Over the last 100 days, the Kwibuka or Remembrance Flame has been on a nationwide tour, traversing all the country’s 30 districts – ahead of today’s 20th anniversary of the 1994 Genocide against the Tutsi.
I was honoured to cover the entire tour for The New Times.
They share a sense of optimism that the country’s future holds the best for every Rwanda, particularly younger folks.
Among the main achievements cited is the government’s ability to come up with strategies that enabled the perpetrators and victims to reconcile and work together.
From the north to south, east to west, there is also a general feeling that hard work and team work will lead to much more success in the future.
From the mountainous western and northern regions to the valleys and low-lands of the east and bustling streets of Kigali, the Kwibuka (Remembrance) Flame seemed to inspire Rwandans to use the lessons learnt both during and after the Genocide to build a brighter future.
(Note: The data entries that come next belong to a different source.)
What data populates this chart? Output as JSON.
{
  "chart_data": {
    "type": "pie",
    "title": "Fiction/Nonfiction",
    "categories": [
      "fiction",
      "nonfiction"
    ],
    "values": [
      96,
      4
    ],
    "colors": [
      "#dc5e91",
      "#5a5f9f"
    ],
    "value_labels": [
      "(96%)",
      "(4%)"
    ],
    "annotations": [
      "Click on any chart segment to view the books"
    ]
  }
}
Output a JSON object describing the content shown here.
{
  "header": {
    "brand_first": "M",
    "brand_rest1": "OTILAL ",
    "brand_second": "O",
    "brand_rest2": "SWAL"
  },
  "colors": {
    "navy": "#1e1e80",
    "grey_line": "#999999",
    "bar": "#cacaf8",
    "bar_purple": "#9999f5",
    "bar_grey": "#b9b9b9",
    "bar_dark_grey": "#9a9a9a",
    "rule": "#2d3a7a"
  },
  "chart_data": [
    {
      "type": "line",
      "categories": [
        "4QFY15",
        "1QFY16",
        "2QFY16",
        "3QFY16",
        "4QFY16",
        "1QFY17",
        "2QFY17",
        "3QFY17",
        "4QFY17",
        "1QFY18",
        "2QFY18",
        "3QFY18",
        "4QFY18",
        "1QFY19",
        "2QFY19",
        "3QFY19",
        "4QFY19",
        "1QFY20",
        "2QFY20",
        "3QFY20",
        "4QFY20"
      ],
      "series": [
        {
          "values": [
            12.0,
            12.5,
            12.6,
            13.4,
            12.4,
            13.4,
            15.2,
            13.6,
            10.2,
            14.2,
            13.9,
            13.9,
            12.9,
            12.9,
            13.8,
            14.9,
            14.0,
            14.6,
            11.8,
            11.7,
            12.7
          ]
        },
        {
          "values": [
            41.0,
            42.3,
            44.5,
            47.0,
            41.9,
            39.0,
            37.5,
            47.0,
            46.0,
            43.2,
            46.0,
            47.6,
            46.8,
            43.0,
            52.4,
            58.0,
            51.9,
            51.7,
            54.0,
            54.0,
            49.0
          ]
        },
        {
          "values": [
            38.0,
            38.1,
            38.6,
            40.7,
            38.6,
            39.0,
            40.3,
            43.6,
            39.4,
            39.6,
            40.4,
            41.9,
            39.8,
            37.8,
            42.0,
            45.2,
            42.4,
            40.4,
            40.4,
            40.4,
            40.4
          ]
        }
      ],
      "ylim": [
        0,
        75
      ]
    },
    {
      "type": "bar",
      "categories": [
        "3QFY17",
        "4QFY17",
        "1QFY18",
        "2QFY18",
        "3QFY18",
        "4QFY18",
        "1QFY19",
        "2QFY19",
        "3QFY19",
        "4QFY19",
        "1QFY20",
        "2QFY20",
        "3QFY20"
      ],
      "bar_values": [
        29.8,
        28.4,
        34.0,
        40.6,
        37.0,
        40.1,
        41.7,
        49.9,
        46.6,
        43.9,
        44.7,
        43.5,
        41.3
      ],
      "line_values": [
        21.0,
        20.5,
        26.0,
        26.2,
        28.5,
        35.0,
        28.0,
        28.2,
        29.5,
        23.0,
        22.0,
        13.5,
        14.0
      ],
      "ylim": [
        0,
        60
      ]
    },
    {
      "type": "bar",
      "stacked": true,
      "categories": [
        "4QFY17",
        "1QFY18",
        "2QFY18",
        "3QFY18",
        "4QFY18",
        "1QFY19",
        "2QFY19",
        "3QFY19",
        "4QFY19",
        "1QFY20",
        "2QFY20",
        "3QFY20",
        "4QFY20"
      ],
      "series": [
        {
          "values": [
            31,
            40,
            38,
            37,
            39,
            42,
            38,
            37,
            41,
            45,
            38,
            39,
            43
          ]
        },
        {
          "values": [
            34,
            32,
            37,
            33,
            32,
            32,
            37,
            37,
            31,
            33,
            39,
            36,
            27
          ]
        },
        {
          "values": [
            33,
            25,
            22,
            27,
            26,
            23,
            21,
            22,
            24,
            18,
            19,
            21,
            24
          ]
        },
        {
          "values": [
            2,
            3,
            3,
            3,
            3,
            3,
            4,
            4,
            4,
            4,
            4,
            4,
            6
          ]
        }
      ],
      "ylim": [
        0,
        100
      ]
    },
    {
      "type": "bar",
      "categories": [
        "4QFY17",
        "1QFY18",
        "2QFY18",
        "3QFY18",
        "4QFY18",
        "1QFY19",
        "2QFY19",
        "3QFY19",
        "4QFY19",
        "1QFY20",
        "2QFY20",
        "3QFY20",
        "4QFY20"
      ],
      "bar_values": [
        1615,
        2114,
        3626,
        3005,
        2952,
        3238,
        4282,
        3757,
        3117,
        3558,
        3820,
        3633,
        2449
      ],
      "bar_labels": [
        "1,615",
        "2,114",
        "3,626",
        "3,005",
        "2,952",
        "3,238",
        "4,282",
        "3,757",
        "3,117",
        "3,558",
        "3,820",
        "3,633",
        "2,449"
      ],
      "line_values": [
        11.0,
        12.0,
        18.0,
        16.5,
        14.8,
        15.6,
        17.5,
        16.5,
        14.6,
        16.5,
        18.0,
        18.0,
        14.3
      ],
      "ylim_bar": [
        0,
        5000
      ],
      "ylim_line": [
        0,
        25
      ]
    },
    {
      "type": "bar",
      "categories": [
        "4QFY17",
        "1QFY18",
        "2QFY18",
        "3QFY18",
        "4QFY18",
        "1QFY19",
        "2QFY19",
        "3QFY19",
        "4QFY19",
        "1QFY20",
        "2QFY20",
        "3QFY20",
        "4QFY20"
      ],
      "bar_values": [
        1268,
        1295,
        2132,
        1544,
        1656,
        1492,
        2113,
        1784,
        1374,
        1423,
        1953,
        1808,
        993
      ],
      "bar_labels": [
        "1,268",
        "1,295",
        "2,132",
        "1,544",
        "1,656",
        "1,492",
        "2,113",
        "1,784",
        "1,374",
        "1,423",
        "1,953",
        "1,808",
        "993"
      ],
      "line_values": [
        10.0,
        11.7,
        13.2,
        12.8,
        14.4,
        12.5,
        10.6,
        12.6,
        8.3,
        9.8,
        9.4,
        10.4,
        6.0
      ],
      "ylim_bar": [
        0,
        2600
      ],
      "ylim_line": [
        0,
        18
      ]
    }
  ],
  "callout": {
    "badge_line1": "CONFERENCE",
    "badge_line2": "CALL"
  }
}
Almost every stop attracted thousands of residents – in some cases people climbed trees to follow the proceedings. Along our countrywide tour there were moments of heavy emotions triggered by bitter memories of the killings, but also genuine appreciation for acts of heroism by the Rwanda Patriotic Front (RPF) liberators and, in some cases, ordinary unarmed Rwandans who put their own lives on the line to save others.
I heard some of the most chilling tales of the massacre of the Tutsi. In some cases, survivors struggled to describe the pain they were subjected to in the terrible events of 1994. It was indescribable.
Such was the case when survivors in Ruhango’s Kinazi Sector narrated how the most vicious elements among the Interahamwe militia ate the flesh of their victims, or in Nyarubuye, Kirehe, where survivors spoke of killers drinking human blood.
In other areas, Tutsi were put under the same structure and burnt alive, according to testimonies. Others were hunted with dogs and their bodies fed to the animals. Women suffered the brunt of the Rwanda tragedy.
Testimonies about gang rapes, sticks and arrows that were shoved into the private parts of helpless women, and children who were struck against walls – including at places of worship, such as in Ntarama Catholic Church in Bugesera – were commonplace. Even the mentally-ill Tutsi were not spared, witnesses said.
It is clear that the genocidal regime and its machine were determined not just to exterminate the Tutsi but to do so in the most brutal of ways. Yet we also heard rare testimonies of heroism and inspiring stories; tales of courageous ordinary people who risked their lives to save the Tutsi.
They are the unsung heroes of our recent history. Most of them live among us. But this is a grateful society; people who saved even a single life during the Genocide are deeply appreciated. I saw it on the Kwibuka Flame tour.
In Nyabihu, one of such people, Jean Bosco Ndagijimana, saved the lives of at least 15 Tutsi, by bravely helping them to escape from tormentors and cross over the border into DR Congo. It was an emotional moment when some of those he saved joined him on stage.
One of the survivors is now his in-law after he married Ndagijimana’s sister following the Genocide. The survivors also spoke of their high regard and a deep sense of gratitude for the men and women that belonged to the Rwanda Patriotic Army (RPA), the former armed wing of the RPF that single-handedly brought an end to the Genocide against the Tutsi – against all odds.
We also witnessed how survivors have since rebuilt their lives, from nothing, and are now people others in their communities look up to. Yet we also met those who are still struggling even as they remain hopeful they will also turn a corner. Most of them are elderly widows. There were also many success stories of reconciliation.
In most cases, there are stories beyond human understanding. It’s not an everyday story to hear that someone who survived genocide only 20 years ago gets married to a son or daughter of the same person who killed their parents! But that is what is happening today – across Rwanda.
There were also many success stories of reconciliation. In most cases, there are stories beyond human understanding. It’s not an everyday story to hear that someone who survived genocide only 20 years ago gets married to a son or daughter of the same person who killed their parents! But that is what is happening today – across Rwanda.
The people of Rwanda want to continue enjoying the prevailing peace and security and stability. Should these ingredients remain intact, they say, everything else will fall into place, especially with the trustworthy leadership at the top.
During the Kwibuka Flame Tour, many people also spoke of the fact that the future of this country rests on the shoulders of the younger compatriots, whom they said needed to rise up to the occasion and uphold the country’s aspirations.
And it seems the youth are ready to take up the mantle. Sabin Rwema, a secondary school student in the southern district of Nyamagabe, put it aptly.
“As young people, we have a responsibility to safeguard the country’s achievements and ensure that they are never destroyed. We must continue to work together and actively contribute towards building a nation free from any discriminative tendencies. We should be in position to defend this country, to protect its gains over the years, that’s something we should never compromise on.
“The country has gone through terrible times, and the onus is on the young people to ensure that that ugly past remains in the annals of history.”